I've been using laptops as my main machine for over 15 years, both my own and in corporate environments. At home Mrs Lafite and the two teenage Lafites have laptops: wife a Vaio - fulfils all requirements by being pink. For kids - Dells, mainly for durability and the warranty/insurance/maintenance offers.

Laptops often have problems due to the constant need to make the electronics smaller, the performance better, to make the package itself lighter. In general this translates into too much heat being created with less ability to get it out of the machine, and everything's pretty bleeding-edge technology, so it's more likely to break.

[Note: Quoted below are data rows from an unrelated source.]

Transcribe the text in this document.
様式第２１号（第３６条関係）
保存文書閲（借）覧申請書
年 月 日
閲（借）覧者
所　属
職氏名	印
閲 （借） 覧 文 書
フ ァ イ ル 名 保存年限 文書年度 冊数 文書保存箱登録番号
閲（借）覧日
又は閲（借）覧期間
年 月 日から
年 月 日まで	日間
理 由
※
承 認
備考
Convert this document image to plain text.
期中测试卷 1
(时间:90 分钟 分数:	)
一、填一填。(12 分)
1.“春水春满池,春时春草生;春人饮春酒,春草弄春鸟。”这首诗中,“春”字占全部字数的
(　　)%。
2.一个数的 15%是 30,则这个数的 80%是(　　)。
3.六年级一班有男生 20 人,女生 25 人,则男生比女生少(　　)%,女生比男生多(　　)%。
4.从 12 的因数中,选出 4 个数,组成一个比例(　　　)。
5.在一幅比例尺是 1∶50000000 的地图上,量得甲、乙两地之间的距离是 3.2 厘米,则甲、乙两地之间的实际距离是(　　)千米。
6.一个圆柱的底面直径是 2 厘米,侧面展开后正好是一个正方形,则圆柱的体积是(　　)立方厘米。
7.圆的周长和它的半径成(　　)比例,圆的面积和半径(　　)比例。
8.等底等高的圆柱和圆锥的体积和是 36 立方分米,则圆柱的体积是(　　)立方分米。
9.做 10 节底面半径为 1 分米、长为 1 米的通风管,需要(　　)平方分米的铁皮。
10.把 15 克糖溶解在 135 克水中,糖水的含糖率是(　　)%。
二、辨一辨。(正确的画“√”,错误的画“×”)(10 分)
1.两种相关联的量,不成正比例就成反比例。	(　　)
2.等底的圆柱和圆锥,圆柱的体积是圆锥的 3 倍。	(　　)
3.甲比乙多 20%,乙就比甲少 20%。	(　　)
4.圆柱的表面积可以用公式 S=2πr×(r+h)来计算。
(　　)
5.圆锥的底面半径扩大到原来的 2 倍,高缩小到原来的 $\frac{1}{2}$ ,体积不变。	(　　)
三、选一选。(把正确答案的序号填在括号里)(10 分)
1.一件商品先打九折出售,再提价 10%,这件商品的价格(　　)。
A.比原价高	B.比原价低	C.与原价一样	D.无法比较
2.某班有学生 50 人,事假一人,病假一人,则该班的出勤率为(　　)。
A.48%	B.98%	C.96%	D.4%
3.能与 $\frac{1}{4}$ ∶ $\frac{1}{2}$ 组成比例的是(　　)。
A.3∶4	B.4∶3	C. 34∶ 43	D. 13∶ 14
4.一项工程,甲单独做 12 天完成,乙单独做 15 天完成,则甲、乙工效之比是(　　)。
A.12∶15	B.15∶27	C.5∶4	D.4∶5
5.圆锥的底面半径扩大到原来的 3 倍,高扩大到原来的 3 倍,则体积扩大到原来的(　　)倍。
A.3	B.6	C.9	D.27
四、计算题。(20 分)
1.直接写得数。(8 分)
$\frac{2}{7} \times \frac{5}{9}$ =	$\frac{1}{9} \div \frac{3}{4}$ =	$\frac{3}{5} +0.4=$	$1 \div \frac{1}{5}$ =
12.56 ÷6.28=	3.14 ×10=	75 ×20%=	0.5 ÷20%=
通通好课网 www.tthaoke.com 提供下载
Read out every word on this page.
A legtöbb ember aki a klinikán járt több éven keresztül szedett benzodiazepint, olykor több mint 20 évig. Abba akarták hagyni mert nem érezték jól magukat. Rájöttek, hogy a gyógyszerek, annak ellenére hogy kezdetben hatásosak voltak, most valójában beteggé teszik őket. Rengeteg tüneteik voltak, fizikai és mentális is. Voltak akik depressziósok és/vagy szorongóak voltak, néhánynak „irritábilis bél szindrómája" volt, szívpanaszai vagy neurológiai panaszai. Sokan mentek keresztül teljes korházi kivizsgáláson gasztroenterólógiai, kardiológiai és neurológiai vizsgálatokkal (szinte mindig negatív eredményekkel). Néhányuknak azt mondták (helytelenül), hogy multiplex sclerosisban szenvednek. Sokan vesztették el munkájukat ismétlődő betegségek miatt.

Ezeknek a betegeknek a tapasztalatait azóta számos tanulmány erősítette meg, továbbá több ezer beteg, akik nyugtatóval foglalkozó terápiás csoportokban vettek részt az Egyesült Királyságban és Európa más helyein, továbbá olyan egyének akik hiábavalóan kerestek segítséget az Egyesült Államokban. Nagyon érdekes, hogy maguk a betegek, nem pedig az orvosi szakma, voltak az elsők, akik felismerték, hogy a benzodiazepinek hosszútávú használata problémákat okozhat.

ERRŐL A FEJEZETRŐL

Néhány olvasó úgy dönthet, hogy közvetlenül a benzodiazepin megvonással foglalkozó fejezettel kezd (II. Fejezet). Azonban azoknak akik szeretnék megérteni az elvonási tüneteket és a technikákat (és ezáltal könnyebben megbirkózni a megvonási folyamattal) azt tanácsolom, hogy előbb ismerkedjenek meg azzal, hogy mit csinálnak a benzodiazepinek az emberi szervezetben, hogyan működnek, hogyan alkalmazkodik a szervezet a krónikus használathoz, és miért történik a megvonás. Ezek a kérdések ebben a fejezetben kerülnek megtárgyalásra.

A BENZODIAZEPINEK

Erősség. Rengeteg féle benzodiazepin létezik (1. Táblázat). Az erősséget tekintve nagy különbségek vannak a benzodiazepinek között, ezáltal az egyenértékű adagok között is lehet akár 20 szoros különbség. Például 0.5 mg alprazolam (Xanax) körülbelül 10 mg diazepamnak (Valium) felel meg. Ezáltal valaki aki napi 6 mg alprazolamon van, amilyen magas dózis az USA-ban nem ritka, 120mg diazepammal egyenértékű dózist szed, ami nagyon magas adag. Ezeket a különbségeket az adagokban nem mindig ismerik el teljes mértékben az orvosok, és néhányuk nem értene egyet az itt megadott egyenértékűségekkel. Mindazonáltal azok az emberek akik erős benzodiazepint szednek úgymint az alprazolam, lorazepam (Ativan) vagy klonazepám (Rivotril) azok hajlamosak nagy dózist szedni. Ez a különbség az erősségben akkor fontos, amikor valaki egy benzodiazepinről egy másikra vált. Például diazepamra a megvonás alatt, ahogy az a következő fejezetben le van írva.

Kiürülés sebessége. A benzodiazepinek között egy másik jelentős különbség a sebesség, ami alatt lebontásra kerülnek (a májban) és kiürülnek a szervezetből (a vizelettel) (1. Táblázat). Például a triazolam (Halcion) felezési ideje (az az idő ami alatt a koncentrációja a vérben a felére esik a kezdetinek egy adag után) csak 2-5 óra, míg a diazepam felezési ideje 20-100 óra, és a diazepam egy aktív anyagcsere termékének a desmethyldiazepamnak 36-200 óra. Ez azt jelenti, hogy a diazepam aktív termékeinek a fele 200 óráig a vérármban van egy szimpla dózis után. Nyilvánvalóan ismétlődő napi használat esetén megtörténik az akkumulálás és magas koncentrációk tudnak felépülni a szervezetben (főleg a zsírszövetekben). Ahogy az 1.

This then increases the failure rate well above that of a desktop, and because so much of the machine is modular, bits are expensive to replace - often the whole motherboard because thats where everything resides. The fan is a critical part - if that goes, and if the machine doesn't shut down fast, you're in big trouble.

Current laptop is a Lenovo T61p, was top of the range when new, has had engineers out 4 times under warranty - screen problems, overheating (fan), Graphics card failed, and something on the motherboard broke.

I now always buy one with a 3 year warranty minimum (pay more for it), and upgrade to next-day onsite support. I also back it up daily, but I use it for work and home.

Its also worth checking on accidental damage: you're going to take it places and you will, eventually, drop it onto something hard. The screen will crack. You learn several things over time:

- if kids are going to use it, it needs warranty and accidental damage cover for at least 3 years. Hand over lots of money at purchase time and smile: you'll easily get it back.

- if you *ever* put a laptop into a laptop bag, secure it with the straps, because sooner or later you'll pick up the bag with a flap open and it'll fall out if the strap's not secured. It always falls on to a hard floor.

- If you leave it on a table next to your sofa, and you also put glasses of tea/wine/beer on the same table, you *will* eventually knock them over and soak the laptop, which will then require an engineer and new parts to fix it.

Other than the above, it's the way to go, despite all the problems, I couldn't live without my laptop, & take it everywhere!